All television sets with screen sizes of 13 inches and larger must contain the hardware to interpret and display closed captions. Closed captioning of most pre-recorded television programs is now a legal requirement in the United States. Television closed captioning is used by millions of individuals who are deaf or hard of hearing; millions more use it in the classroom or in noisy environments—like bars, restaurants, and airports. As the average age of the population increases, so does the number of people with hearing impairments. According to US government figures, one person in five has some functional hearing limitation. Because of the growing need for access to captions, many live broadcasts (such as news and sports events) and most pre-recorded programs now include closed captions that can be easily enabled and viewed on screen.
Captions as seen on DVD
Closed captions for television are very limited in their formatting, because the caption look, feel, and location are determined by the caption decoder built into the television set. You can get more information about television captioning at Captioning FAQ.
Captions as seen in a web media player
Open captions are similar to, and include the same text, as closed captions, but the captions are a permanent part of the video picture, and cannot typically be turned off. Open captions are not decoded by the television set, but are a part of the video information. This typically requires a video editing or encoding program that allows you to overlay titles onto the video. The captions are visible to anybody viewing the video clip and cannot be turned off. This gives you total control over the way the captions appear, but can be very time consuming and expensive to produce. This technique allows for more control over caption location, size, color, font, and timing.
For web video, captions can be open, closed, or both. Closed captions are most common, utilizing functionality within video players and browsers to display closed captions on top of or immediately below the video area.
The most common forms of web multimedia - Flash and HTML5 Video - both support captioning. Older technologies, such a Windows Media Player, QuickTime, and RealPlayer also support captioning. The formats and techniques for authoring and implementing captions may vary based on the technology used.
Transcripts also provide an important part of making web multimedia content accessible.

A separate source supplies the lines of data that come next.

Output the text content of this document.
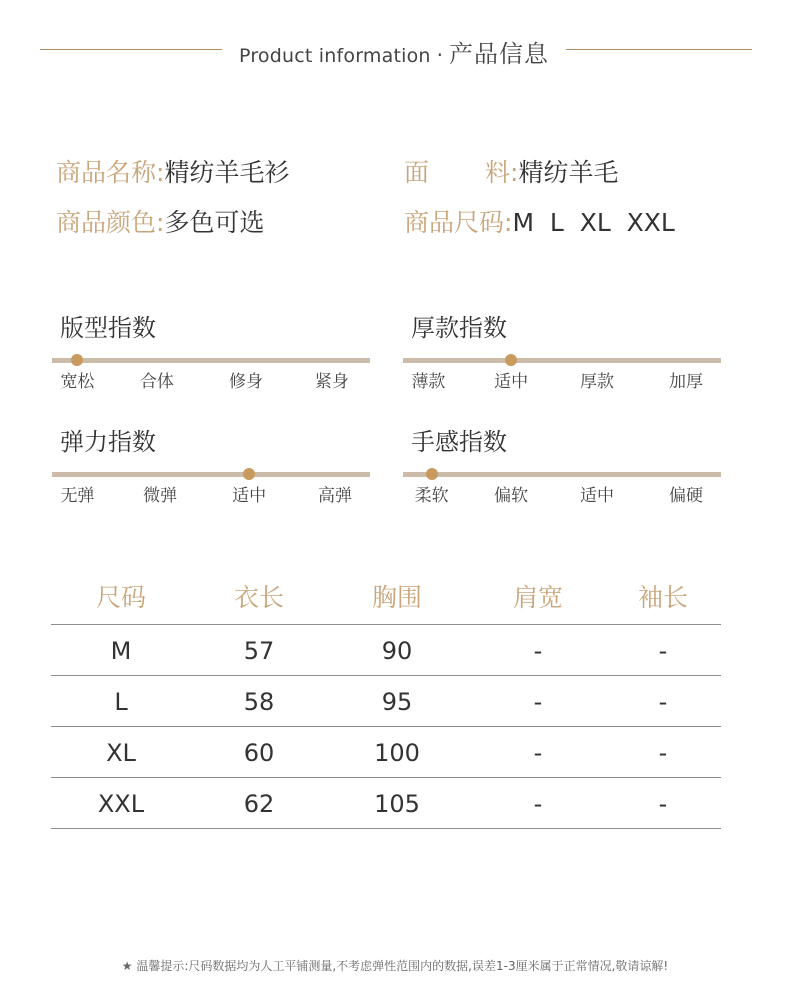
Product information · 产品信息
商品名称:精纺羊毛衫	面 料:精纺羊毛
商品颜色:多色可选	商品尺码:M  L  XL  XXL
版型指数
宽松	合体	修身	紧身
厚款指数
薄款	适中	厚款	加厚
弹力指数
无弹	微弹	适中	高弹
手感指数
柔软	偏软	适中	偏硬
尺码	衣长	胸围	肩宽	袖长
M	57	90	-	-
L	58	95	-	-
XL	60	100	-	-
XXL	62	105	-	-
★ 温馨提示:尺码数据均为人工平铺测量,不考虑弹性范围内的数据,误差1-3厘米属于正常情况,敬请谅解!
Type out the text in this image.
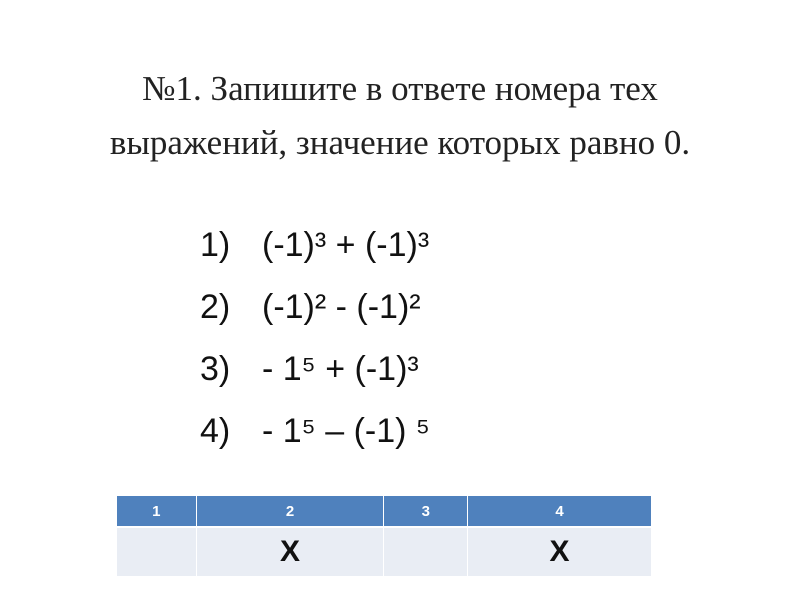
№1. Запишите в ответе номера тех
выражений, значение которых равно 0.
1) (-1)³ + (-1)³
2) (-1)² - (-1)²
3) - 1⁵ + (-1)³
4) - 1⁵ – (-1) ⁵
1	2	3	4
	X		X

Transcripts allow anyone that cannot access content from web audio or video to read a text transcript instead. Transcripts do not have to be verbatim accounts of the spoken word in a video. They should contain additional descriptions, explanations, or comments that may be beneficial, such as indications of laughter or an explosion. Transcripts allow deaf/blind users to get content through the use of refreshable Braille and other devices. For most web video, both captions and a text transcript should be provided. For content that is audio only, a transcript will usually suffice.
Transcripts provide a textual version of the content that can be accessed by anyone. They also allow the content of your multimedia to be searchable, both by computers (such as search engines) and by end users. Screen reader users may also prefer the transcript over listening to the audio of the web multimedia. Most proficient screen reader users set their assistive technology to read at a rate much faster than most humans speak. This allows the screen reader user to access the transcript of the video and get the same content in less time than listening to the actual audio content.

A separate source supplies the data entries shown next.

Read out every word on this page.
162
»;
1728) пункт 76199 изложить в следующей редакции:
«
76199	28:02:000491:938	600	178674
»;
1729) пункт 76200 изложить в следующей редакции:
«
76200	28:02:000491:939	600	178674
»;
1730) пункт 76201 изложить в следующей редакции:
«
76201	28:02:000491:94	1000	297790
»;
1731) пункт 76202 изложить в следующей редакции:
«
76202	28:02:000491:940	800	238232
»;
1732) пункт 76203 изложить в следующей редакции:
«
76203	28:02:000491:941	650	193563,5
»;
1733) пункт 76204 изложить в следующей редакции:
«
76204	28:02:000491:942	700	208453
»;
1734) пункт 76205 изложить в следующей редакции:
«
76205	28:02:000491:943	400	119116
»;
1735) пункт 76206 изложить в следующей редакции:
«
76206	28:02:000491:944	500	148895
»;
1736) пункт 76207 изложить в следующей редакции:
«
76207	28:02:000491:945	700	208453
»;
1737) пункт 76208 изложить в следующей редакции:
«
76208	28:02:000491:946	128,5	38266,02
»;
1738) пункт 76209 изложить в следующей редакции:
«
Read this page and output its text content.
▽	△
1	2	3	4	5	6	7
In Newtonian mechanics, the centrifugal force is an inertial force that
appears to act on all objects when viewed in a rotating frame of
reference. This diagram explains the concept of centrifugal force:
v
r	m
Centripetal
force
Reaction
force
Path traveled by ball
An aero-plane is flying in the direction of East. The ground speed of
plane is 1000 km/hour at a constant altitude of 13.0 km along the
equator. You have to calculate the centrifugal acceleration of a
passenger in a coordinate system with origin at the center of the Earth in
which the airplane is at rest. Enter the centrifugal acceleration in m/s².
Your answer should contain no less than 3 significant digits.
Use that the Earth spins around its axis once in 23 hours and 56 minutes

In order to be fully accessible to the maximum number of users, web multimedia should include both synchronized captions AND a descriptive transcript.

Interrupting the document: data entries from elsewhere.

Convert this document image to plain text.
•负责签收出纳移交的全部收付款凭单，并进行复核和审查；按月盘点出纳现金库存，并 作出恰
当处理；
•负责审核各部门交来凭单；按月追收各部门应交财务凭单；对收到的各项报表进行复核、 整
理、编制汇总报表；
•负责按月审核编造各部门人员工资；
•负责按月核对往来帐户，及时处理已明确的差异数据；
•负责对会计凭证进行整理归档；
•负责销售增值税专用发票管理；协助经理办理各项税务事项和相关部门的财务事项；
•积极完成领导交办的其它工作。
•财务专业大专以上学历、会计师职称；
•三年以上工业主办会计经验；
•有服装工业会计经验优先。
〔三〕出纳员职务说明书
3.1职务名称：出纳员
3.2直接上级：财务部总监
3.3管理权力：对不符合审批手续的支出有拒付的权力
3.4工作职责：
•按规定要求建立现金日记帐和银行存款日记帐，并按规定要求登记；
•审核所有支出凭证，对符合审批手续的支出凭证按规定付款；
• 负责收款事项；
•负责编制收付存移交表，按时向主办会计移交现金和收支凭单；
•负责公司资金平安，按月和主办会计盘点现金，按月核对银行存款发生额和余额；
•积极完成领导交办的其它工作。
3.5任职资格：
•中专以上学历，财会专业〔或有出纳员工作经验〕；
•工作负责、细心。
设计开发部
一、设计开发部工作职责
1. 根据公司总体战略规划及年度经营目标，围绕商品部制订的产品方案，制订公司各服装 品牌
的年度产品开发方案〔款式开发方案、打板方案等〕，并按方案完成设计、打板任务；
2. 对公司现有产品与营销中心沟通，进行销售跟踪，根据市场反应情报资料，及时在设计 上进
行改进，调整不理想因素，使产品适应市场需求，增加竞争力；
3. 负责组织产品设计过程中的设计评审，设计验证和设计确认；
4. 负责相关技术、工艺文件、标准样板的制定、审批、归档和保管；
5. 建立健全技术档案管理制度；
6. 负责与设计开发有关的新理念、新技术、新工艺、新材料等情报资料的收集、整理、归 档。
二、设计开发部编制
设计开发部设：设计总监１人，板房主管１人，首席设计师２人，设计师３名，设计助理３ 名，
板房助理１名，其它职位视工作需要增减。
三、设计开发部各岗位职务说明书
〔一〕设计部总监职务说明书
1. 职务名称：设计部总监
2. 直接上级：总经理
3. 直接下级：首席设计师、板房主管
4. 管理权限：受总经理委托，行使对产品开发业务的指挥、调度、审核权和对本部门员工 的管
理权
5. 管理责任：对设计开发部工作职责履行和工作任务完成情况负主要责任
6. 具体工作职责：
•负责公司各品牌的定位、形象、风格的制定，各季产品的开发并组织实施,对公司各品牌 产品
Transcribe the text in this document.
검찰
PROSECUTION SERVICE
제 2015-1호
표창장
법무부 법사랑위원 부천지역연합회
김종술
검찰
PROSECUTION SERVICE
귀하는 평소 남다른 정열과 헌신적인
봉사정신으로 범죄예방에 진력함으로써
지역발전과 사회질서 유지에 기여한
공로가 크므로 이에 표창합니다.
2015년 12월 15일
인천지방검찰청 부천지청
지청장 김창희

Audio descriptions are intended for users with visual disabilities. They provide additional information about what is visible on the screen. This allows video content to be accessible to those with visual disabilities. Though not commonly utilized in television and movies, it is gaining in popularity. Audio descriptions are helpful on the web if visual content in web video provides important content not available through the audio alone. An example of audio descriptions for something you have probably seen and heard is found below. Can you visualize what is being described?
Listen to Audio Descriptions in MP3 Format (152KB)
If web video is produced with accessibility in mind, then audio descriptions are often unnecessary, as long as visual elements within the video are described in the audio.
Producing audio descriptions can be expensive and time-consuming. When producing a video for the web, the need for audio descriptions can often be avoided. If the video were displaying a list of five important items, the narrator might say, "As you can see, there are five important points." In this case, audio descriptions would be necessary to provide the visual content to those with visual disabilities who cannot 'see' what the important points are. However, if the narrator says, "There are five important points. They are..." and then reads or describes each of the points, then the visual content is being conveyed through audio and there is no additional need for audio descriptions.